I'd like to improve on @Fred Foo answer, by providing a modified version of his script, which differs in that it does not store the files and directories in the repository as a side effect of computing their hashes: http://pastebin.com/BSNGqsqC
Unfortunately I am not aware of any way to force git mktree to not create a tree object in the repository, so the code has to generate a binary representation of the tree and pass it to git hash-object -t tree.
This script is based also on answers from What is the internal format of a git tree object?
The general idea is to use git hash-object -- data.txt to get hash of a file, and to use git hash-object --stdin -t tree < TreeDescription for a directory, where:
- TreeDescription is a concatenation of
"mode name\0hash"
mode is "100644" for files, and "40000" for directories (note the lack of leading zero in case of directory)

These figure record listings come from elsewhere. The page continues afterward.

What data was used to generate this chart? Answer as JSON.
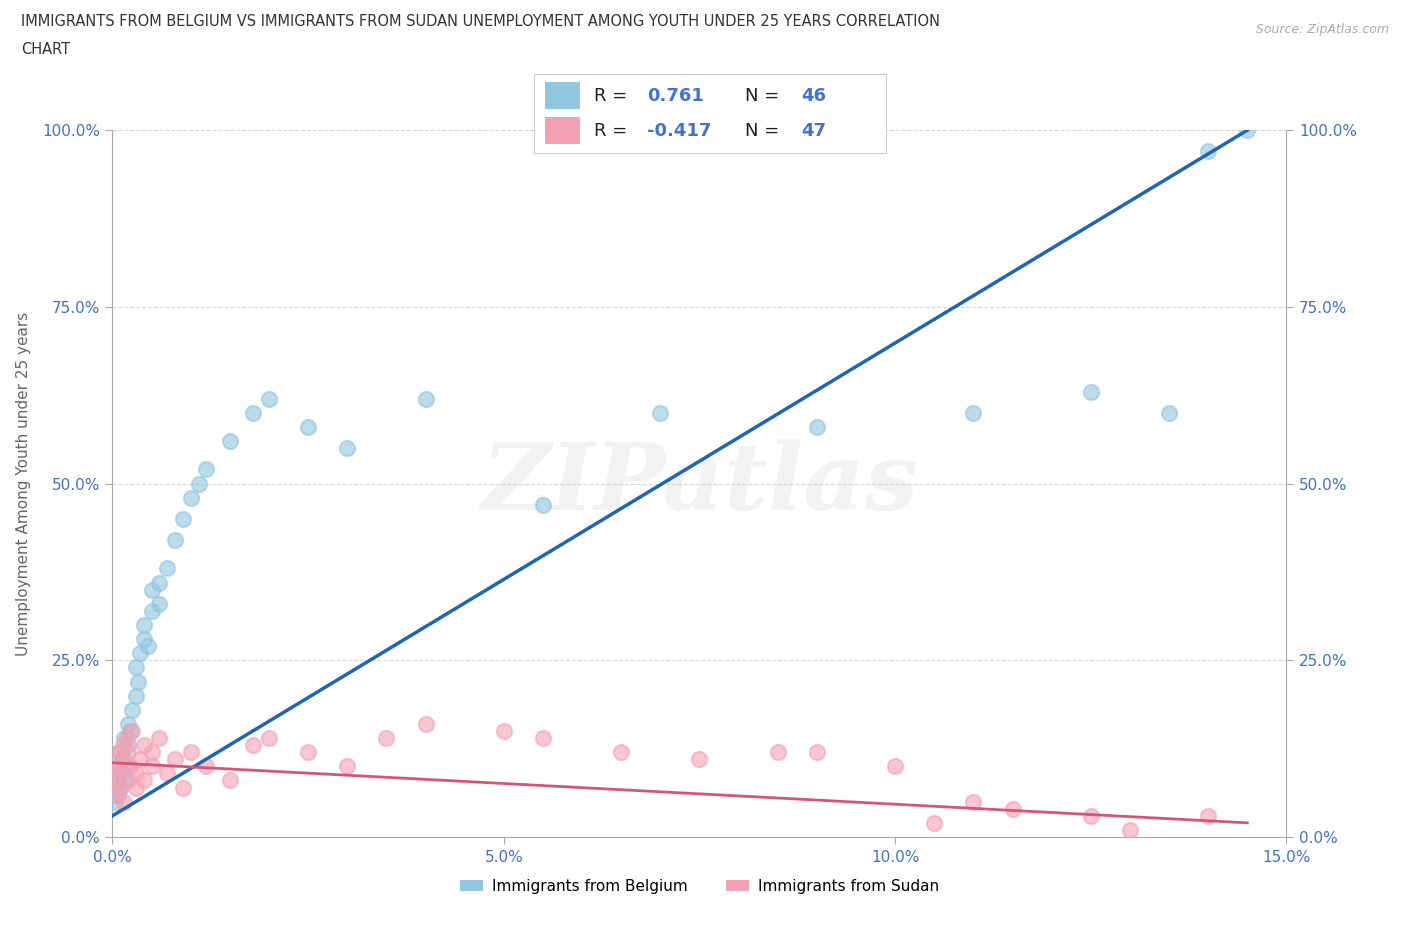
{
  "title_line1": "IMMIGRANTS FROM BELGIUM VS IMMIGRANTS FROM SUDAN UNEMPLOYMENT AMONG YOUTH UNDER 25 YEARS CORRELATION",
  "title_line2": "CHART",
  "source": "Source: ZipAtlas.com",
  "ylabel": "Unemployment Among Youth under 25 years",
  "watermark": "ZIPatlas",
  "legend_label1": "Immigrants from Belgium",
  "legend_label2": "Immigrants from Sudan",
  "r1_val": "0.761",
  "n1_val": "46",
  "r2_val": "-0.417",
  "n2_val": "47",
  "xlim": [
    0.0,
    0.15
  ],
  "ylim": [
    0.0,
    1.0
  ],
  "xticks": [
    0.0,
    0.05,
    0.1,
    0.15
  ],
  "yticks": [
    0.0,
    0.25,
    0.5,
    0.75,
    1.0
  ],
  "xticklabels": [
    "0.0%",
    "5.0%",
    "10.0%",
    "15.0%"
  ],
  "yticklabels": [
    "0.0%",
    "25.0%",
    "50.0%",
    "75.0%",
    "100.0%"
  ],
  "color_belgium": "#92c5de",
  "color_sudan": "#f4a0b5",
  "color_belgium_line": "#2166ac",
  "color_sudan_line": "#d6547a",
  "background_color": "#ffffff",
  "grid_color": "#cccccc",
  "tick_color": "#4472c4",
  "belgium_x": [
    0.0003,
    0.0005,
    0.0007,
    0.0008,
    0.001,
    0.001,
    0.0012,
    0.0013,
    0.0015,
    0.0015,
    0.0018,
    0.002,
    0.002,
    0.0022,
    0.0025,
    0.003,
    0.003,
    0.0032,
    0.0035,
    0.004,
    0.004,
    0.0045,
    0.005,
    0.005,
    0.006,
    0.006,
    0.007,
    0.008,
    0.009,
    0.01,
    0.011,
    0.012,
    0.015,
    0.018,
    0.02,
    0.025,
    0.03,
    0.04,
    0.055,
    0.07,
    0.09,
    0.11,
    0.125,
    0.135,
    0.14,
    0.145
  ],
  "belgium_y": [
    0.05,
    0.08,
    0.06,
    0.1,
    0.07,
    0.12,
    0.09,
    0.11,
    0.08,
    0.14,
    0.1,
    0.13,
    0.16,
    0.15,
    0.18,
    0.2,
    0.24,
    0.22,
    0.26,
    0.28,
    0.3,
    0.27,
    0.32,
    0.35,
    0.33,
    0.36,
    0.38,
    0.42,
    0.45,
    0.48,
    0.5,
    0.52,
    0.56,
    0.6,
    0.62,
    0.58,
    0.55,
    0.62,
    0.47,
    0.6,
    0.58,
    0.6,
    0.63,
    0.6,
    0.97,
    1.0
  ],
  "sudan_x": [
    0.0003,
    0.0005,
    0.0007,
    0.0008,
    0.001,
    0.001,
    0.0012,
    0.0013,
    0.0015,
    0.0018,
    0.002,
    0.002,
    0.0022,
    0.0025,
    0.003,
    0.003,
    0.0035,
    0.004,
    0.004,
    0.005,
    0.005,
    0.006,
    0.007,
    0.008,
    0.009,
    0.01,
    0.012,
    0.015,
    0.018,
    0.02,
    0.025,
    0.03,
    0.035,
    0.04,
    0.05,
    0.055,
    0.065,
    0.075,
    0.085,
    0.09,
    0.1,
    0.105,
    0.11,
    0.115,
    0.125,
    0.13,
    0.14
  ],
  "sudan_y": [
    0.08,
    0.06,
    0.1,
    0.12,
    0.07,
    0.09,
    0.11,
    0.13,
    0.05,
    0.14,
    0.08,
    0.12,
    0.1,
    0.15,
    0.07,
    0.09,
    0.11,
    0.13,
    0.08,
    0.1,
    0.12,
    0.14,
    0.09,
    0.11,
    0.07,
    0.12,
    0.1,
    0.08,
    0.13,
    0.14,
    0.12,
    0.1,
    0.14,
    0.16,
    0.15,
    0.14,
    0.12,
    0.11,
    0.12,
    0.12,
    0.1,
    0.02,
    0.05,
    0.04,
    0.03,
    0.01,
    0.03
  ],
  "belgium_trend_x": [
    0.0,
    0.145
  ],
  "belgium_trend_y": [
    0.03,
    1.0
  ],
  "sudan_trend_x": [
    0.0,
    0.145
  ],
  "sudan_trend_y": [
    0.105,
    0.02
  ]
}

mode and name are separated by a single space,
name and hash are separated by a single byte \0
hash is a 20-bytes long binary representation of object hash
- entries are sorted by
name, which seems not entirely necessary to create a tree object, but helps to determine if two directories are equivalent by comparing their hashes - unfortunately I am not aware which sorting algorithm should be used here (in particular: what to do in case of non-ascii characters)
Also note that this binary format differs a little bit from the way a tree object is stored in the repository in that it lacks the "tree SIZE\0" header.
Obviously you have to compute this bottom-up, starting from deepest files, as you need hashes of all children before computing the hash of a parent.